I’m not ashamed to say that I teared up more than once. Is this evidence, then, that the the goal of the project, that of deeper student engagement, was met? Maybe not, but I can tell you that I was most definitely engaged while watching the videos. No (yawn) powerpoints here. Did I see imaginative thinking? Oh, yes. Was every video perfectly executed and expertly edited? No. The technological tools for the project were deliberately kept simple, because the technology itself was not the point. The point was to draw on a more holistic process in order to first take in the message of the song and then share that interpretation with the rest of the class.  Are the students more likely to remember their study of this piece of music, the shaping of ideas and the decision-making that went into how they elected to interpret their chosen song than if they had just done another paper or another powerpoint? I’d like to think so.

Robin: After the “First Annual World Music Survey Film Festival” I asked the students directly what they learned from this project and if they learned things from the vehicle of creating a film that they would not have from writing a report. To the first question, some mentioned different aspects of the staged research process and/or time management, and some discussed the topic of the song. To the latter question, all students answered yes, focusing on different parts of the learning process. Some mentioned musical depth, which was my initial goal.  Some mentioned an area that had never occurred to me: pictures.  Because they made films, they looked through many pictures as part of the creative process, and they learned much through these pictures that supplemented their text-oriented research.  Most agreed that searching through the pictures impacted them more strongly then text research alone would have.

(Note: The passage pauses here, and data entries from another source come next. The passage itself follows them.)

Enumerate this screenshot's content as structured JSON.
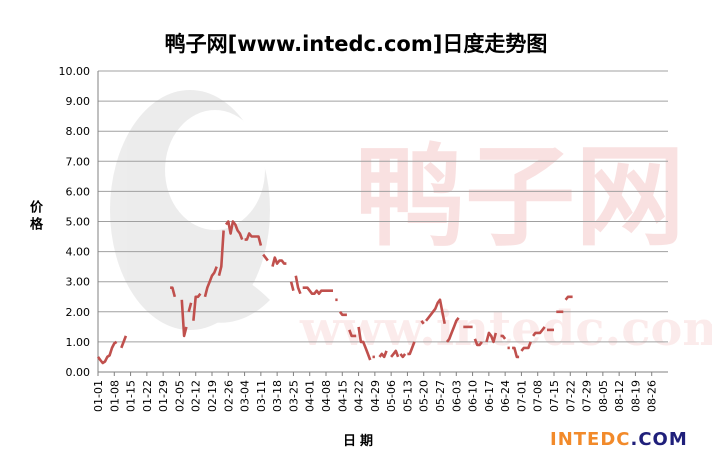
{
  "chart_data": {
    "type": "line",
    "title": "鸭子网[www.intedc.com]日度走势图",
    "xlabel": "日期",
    "ylabel": "价格",
    "ylim": [
      0,
      10
    ],
    "y_ticks": [
      "0.00",
      "1.00",
      "2.00",
      "3.00",
      "4.00",
      "5.00",
      "6.00",
      "7.00",
      "8.00",
      "9.00",
      "10.00"
    ],
    "x_ticks": [
      "01-01",
      "01-08",
      "01-15",
      "01-22",
      "01-29",
      "02-05",
      "02-12",
      "02-19",
      "02-26",
      "03-04",
      "03-11",
      "03-18",
      "03-25",
      "04-01",
      "04-08",
      "04-15",
      "04-22",
      "04-29",
      "05-06",
      "05-13",
      "05-20",
      "05-27",
      "06-03",
      "06-10",
      "06-17",
      "06-24",
      "07-01",
      "07-08",
      "07-15",
      "07-22",
      "07-29",
      "08-05",
      "08-12",
      "08-19",
      "08-26"
    ],
    "grid": "horizontal",
    "color": "#c0504d",
    "x_unit": "day index (0 = 01-01, 7 days per tick)",
    "segments": [
      [
        [
          0,
          0.5
        ],
        [
          1,
          0.4
        ],
        [
          2,
          0.3
        ],
        [
          3,
          0.35
        ],
        [
          4,
          0.5
        ],
        [
          5,
          0.55
        ],
        [
          6,
          0.8
        ],
        [
          7,
          0.95
        ],
        [
          8,
          1.0
        ]
      ],
      [
        [
          10,
          0.8
        ],
        [
          11,
          1.0
        ],
        [
          12,
          1.2
        ]
      ],
      [
        [
          31,
          2.8
        ],
        [
          32,
          2.8
        ],
        [
          33,
          2.5
        ]
      ],
      [
        [
          36,
          2.4
        ],
        [
          37,
          1.2
        ],
        [
          38,
          1.5
        ]
      ],
      [
        [
          39,
          2.0
        ],
        [
          40,
          2.3
        ]
      ],
      [
        [
          41,
          1.7
        ],
        [
          42,
          2.5
        ],
        [
          43,
          2.5
        ],
        [
          44,
          2.6
        ]
      ],
      [
        [
          46,
          2.5
        ],
        [
          47,
          2.8
        ],
        [
          48,
          3.0
        ],
        [
          49,
          3.2
        ],
        [
          50,
          3.3
        ],
        [
          51,
          3.5
        ]
      ],
      [
        [
          52,
          3.2
        ],
        [
          53,
          3.5
        ],
        [
          54,
          4.7
        ]
      ],
      [
        [
          55,
          4.9
        ],
        [
          56,
          5.0
        ],
        [
          57,
          4.6
        ],
        [
          58,
          5.0
        ],
        [
          59,
          4.9
        ],
        [
          60,
          4.7
        ],
        [
          61,
          4.6
        ],
        [
          62,
          4.4
        ]
      ],
      [
        [
          63,
          4.4
        ],
        [
          64,
          4.4
        ],
        [
          65,
          4.6
        ],
        [
          66,
          4.5
        ],
        [
          67,
          4.5
        ],
        [
          68,
          4.5
        ],
        [
          69,
          4.5
        ],
        [
          70,
          4.2
        ]
      ],
      [
        [
          71,
          3.9
        ],
        [
          72,
          3.8
        ],
        [
          73,
          3.7
        ]
      ],
      [
        [
          75,
          3.5
        ],
        [
          76,
          3.8
        ],
        [
          77,
          3.6
        ],
        [
          78,
          3.7
        ],
        [
          79,
          3.7
        ],
        [
          80,
          3.6
        ],
        [
          81,
          3.6
        ]
      ],
      [
        [
          83,
          3.0
        ],
        [
          84,
          2.7
        ]
      ],
      [
        [
          85,
          3.2
        ],
        [
          86,
          2.8
        ],
        [
          87,
          2.6
        ]
      ],
      [
        [
          88,
          2.8
        ],
        [
          89,
          2.8
        ],
        [
          90,
          2.8
        ],
        [
          91,
          2.7
        ],
        [
          92,
          2.6
        ],
        [
          93,
          2.6
        ],
        [
          94,
          2.7
        ],
        [
          95,
          2.6
        ],
        [
          96,
          2.7
        ],
        [
          97,
          2.7
        ],
        [
          98,
          2.7
        ],
        [
          99,
          2.7
        ],
        [
          100,
          2.7
        ],
        [
          101,
          2.7
        ]
      ],
      [
        [
          102,
          2.4
        ],
        [
          103,
          2.4
        ]
      ],
      [
        [
          104,
          2.0
        ],
        [
          105,
          1.9
        ],
        [
          106,
          1.9
        ],
        [
          107,
          1.9
        ]
      ],
      [
        [
          108,
          1.4
        ],
        [
          109,
          1.2
        ],
        [
          110,
          1.2
        ],
        [
          111,
          1.2
        ]
      ],
      [
        [
          112,
          1.5
        ],
        [
          113,
          1.0
        ],
        [
          114,
          1.0
        ],
        [
          115,
          0.8
        ],
        [
          116,
          0.6
        ],
        [
          117,
          0.4
        ]
      ],
      [
        [
          118,
          0.5
        ],
        [
          119,
          0.5
        ]
      ],
      [
        [
          121,
          0.5
        ],
        [
          122,
          0.6
        ],
        [
          123,
          0.5
        ],
        [
          124,
          0.7
        ]
      ],
      [
        [
          126,
          0.5
        ],
        [
          127,
          0.6
        ],
        [
          128,
          0.7
        ],
        [
          129,
          0.5
        ]
      ],
      [
        [
          130,
          0.6
        ],
        [
          131,
          0.5
        ],
        [
          132,
          0.6
        ]
      ],
      [
        [
          133,
          0.6
        ],
        [
          134,
          0.6
        ],
        [
          135,
          0.8
        ],
        [
          136,
          1.0
        ]
      ],
      [
        [
          139,
          1.7
        ],
        [
          140,
          1.6
        ]
      ],
      [
        [
          141,
          1.7
        ],
        [
          142,
          1.8
        ],
        [
          143,
          1.9
        ],
        [
          144,
          2.0
        ],
        [
          145,
          2.1
        ],
        [
          146,
          2.3
        ],
        [
          147,
          2.4
        ],
        [
          148,
          2.0
        ],
        [
          149,
          1.6
        ]
      ],
      [
        [
          150,
          1.0
        ],
        [
          151,
          1.1
        ],
        [
          152,
          1.3
        ],
        [
          153,
          1.5
        ],
        [
          154,
          1.7
        ],
        [
          155,
          1.8
        ]
      ],
      [
        [
          157,
          1.5
        ],
        [
          158,
          1.5
        ],
        [
          159,
          1.5
        ],
        [
          160,
          1.5
        ],
        [
          161,
          1.5
        ]
      ],
      [
        [
          162,
          1.1
        ],
        [
          163,
          0.9
        ],
        [
          164,
          0.9
        ],
        [
          165,
          1.0
        ]
      ],
      [
        [
          167,
          1.0
        ],
        [
          168,
          1.3
        ],
        [
          169,
          1.2
        ],
        [
          170,
          1.0
        ],
        [
          171,
          1.3
        ]
      ],
      [
        [
          173,
          1.2
        ],
        [
          174,
          1.2
        ],
        [
          175,
          1.1
        ]
      ],
      [
        [
          176,
          0.8
        ],
        [
          177,
          0.8
        ]
      ],
      [
        [
          178,
          0.8
        ],
        [
          179,
          0.8
        ],
        [
          180,
          0.5
        ],
        [
          181,
          0.5
        ]
      ],
      [
        [
          182,
          0.7
        ],
        [
          183,
          0.8
        ],
        [
          184,
          0.8
        ],
        [
          185,
          0.8
        ],
        [
          186,
          1.0
        ]
      ],
      [
        [
          187,
          1.2
        ],
        [
          188,
          1.3
        ],
        [
          189,
          1.3
        ],
        [
          190,
          1.3
        ],
        [
          191,
          1.4
        ],
        [
          192,
          1.5
        ]
      ],
      [
        [
          193,
          1.4
        ],
        [
          194,
          1.4
        ],
        [
          195,
          1.4
        ],
        [
          196,
          1.4
        ]
      ],
      [
        [
          197,
          2.0
        ],
        [
          198,
          2.0
        ],
        [
          199,
          2.0
        ],
        [
          200,
          2.0
        ]
      ],
      [
        [
          201,
          2.4
        ],
        [
          202,
          2.5
        ],
        [
          203,
          2.5
        ],
        [
          204,
          2.5
        ]
      ]
    ]
  },
  "watermark": {
    "brand_part1": "INTEDC",
    "brand_part2": ".COM"
  }
}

When I asked the students if I should assign this project again next year, they all said yes.  When I asked them if they thought making the movie provided them with a more interesting learning experience than a written report would have, they all said yes.  Not coincidentally, several students who had turned in very little of the written assignments during the semester all turned films; I had a much higher on-time rate as well. The  highest grade among the films themselves  went to a student who’s midterm grade was well below the median.  While I am still assessing this vehicle for my original set of goals, what I learned in watching the films and discussing  it with my class is that this project benefited my students in ways that had not occurred to me; I love it when I learn at least as much as my students from their work.

The morning of the film festival was cold and blustery, with bouts of rain topping off the puddles dotted across every walkway on campus. I had a list of tasks to attend to and had almost convinced myself that it wouldn’t be a big deal if I missed the presentations. A niggling sense of duty won the argument and I have to say, I’m very glad it did.